Caramelized Onions: 3 large Vidalia onions 1.5C Olive oil Slice onions into ¼” rings, toss with olive oil and wrap in heavy-duty aluminum foil. Place in a 400°F gas grill and roast for 1.5 hours. Set aside when done to be used later as a burger topping. Whipped Goat Feta: 1pkg. Goat Feta 1T Lemon juice 3T Olive Oil In a small food processor add crumbled pieces of Goat Feta, lemon juice and olive oil. Blend ingredients until smooth and set aside. Olive Tapenade: 3/4C Pitted green olives 2-3T Olive Oil 2 Medium cloves garlic sliced 1T Olive Brine In a small food processor add olives, olive oil, garlic and brine. Blend until olives are fine little chunks, set aside. Sourdough boule cut into ½ inch slices and butter one side of each slice.
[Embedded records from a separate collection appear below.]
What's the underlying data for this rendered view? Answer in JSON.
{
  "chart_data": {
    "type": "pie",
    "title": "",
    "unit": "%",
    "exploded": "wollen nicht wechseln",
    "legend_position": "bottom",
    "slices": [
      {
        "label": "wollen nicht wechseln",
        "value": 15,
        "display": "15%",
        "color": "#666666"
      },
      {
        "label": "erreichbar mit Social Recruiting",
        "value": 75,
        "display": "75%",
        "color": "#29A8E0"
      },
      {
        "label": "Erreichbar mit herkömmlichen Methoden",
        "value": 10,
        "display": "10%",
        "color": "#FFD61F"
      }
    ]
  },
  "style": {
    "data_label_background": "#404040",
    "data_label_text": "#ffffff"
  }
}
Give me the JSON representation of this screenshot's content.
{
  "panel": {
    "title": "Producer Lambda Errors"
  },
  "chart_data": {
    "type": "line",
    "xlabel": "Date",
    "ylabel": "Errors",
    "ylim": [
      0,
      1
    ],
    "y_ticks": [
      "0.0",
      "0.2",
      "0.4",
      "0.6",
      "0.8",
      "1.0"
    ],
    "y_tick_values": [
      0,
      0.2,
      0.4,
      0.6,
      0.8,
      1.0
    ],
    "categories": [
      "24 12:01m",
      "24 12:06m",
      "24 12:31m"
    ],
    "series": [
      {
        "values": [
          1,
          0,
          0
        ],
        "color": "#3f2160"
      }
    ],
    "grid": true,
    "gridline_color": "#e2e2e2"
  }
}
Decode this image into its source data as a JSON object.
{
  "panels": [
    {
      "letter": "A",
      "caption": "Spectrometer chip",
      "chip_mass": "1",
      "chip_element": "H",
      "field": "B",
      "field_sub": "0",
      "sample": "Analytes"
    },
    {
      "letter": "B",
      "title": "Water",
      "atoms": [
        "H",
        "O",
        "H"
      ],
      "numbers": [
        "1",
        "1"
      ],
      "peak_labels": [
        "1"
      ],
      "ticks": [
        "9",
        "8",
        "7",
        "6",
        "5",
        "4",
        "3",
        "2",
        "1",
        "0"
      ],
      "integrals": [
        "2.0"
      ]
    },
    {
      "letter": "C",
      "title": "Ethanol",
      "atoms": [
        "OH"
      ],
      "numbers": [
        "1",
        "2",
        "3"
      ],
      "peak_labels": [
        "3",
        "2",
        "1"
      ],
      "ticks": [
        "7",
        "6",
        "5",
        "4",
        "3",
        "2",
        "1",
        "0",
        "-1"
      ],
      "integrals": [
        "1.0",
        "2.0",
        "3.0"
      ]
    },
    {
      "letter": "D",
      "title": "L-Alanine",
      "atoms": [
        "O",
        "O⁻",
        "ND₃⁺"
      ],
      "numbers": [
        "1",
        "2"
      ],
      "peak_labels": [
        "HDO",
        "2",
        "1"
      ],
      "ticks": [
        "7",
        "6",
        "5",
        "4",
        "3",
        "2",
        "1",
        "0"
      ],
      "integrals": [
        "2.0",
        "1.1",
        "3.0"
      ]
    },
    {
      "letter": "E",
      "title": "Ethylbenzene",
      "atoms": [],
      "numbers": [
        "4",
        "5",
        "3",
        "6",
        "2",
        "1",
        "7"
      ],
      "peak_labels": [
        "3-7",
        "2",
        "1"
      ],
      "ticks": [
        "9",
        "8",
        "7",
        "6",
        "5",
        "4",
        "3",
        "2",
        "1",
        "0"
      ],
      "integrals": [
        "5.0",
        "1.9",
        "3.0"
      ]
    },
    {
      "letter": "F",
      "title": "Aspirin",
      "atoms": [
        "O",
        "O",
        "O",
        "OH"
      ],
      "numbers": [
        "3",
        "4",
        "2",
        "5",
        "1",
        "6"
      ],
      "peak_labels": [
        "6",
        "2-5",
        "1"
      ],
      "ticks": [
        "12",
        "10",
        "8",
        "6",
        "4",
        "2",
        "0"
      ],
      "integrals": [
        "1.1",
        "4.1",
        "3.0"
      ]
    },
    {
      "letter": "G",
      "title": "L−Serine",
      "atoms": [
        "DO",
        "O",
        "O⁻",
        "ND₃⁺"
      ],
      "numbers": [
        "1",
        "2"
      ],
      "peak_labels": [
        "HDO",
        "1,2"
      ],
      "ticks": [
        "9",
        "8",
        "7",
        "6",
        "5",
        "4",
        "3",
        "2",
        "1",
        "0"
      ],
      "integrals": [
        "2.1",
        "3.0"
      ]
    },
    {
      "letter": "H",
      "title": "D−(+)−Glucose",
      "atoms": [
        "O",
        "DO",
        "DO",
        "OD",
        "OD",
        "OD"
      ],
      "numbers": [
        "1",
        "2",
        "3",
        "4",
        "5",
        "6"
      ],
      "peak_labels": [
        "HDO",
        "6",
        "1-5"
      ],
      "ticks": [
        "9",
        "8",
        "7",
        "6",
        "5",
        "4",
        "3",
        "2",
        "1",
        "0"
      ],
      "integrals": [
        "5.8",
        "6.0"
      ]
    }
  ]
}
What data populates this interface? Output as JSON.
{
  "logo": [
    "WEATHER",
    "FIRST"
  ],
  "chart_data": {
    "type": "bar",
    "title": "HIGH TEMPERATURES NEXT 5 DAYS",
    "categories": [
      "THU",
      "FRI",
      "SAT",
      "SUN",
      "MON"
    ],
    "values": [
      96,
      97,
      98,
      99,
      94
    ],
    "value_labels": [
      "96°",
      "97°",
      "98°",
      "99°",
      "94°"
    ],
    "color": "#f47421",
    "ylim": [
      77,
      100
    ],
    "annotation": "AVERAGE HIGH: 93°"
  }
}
Patty: 3lb Ground Lamb 6 Medium cloves garlic 3T Chopped fresh oregano 1.5T fresh chopped mint 3/4t Lemon zest .5t Salt Mash garlic cloves with the side of a chef’s knife, then chop garlic into fine pieces. Sprinkle salt onto garlic and with the side of the knife gently mash the salt into the minced garlic forming a sticky paste. Chop fresh garlic and mint into garlic salt paste until fully blended, transfer to a bowel and add lemon zest and ground lamb. Mix ingredients together briskly for a few seconds, just long enough to blend ingredients into the lamb. Do not mix too long or meat will compact. Form six even size round patties. Grill burgers on a 350°F gas grill. Grill for 5-6 minutes flip the burger and continue to grill until meat gently bounces back when tested with a spatula. 2-3 minutes before the meat is done place sourdough bread slices on grill to toast. When burgers and bread are done, slice two large beefsteak tomatoes and place 1 or 2 slices between the bottom of the toasted bread slice and the patty. Spread the whipped Goat Feta on the top bread slice along with the olive tapenade. Add caramelized onions on to of the patty before placing the top bread slice on the patty, enjoy!

Comments 

This lamb burger paied best with the Sutter Home Merlot and Shiraz.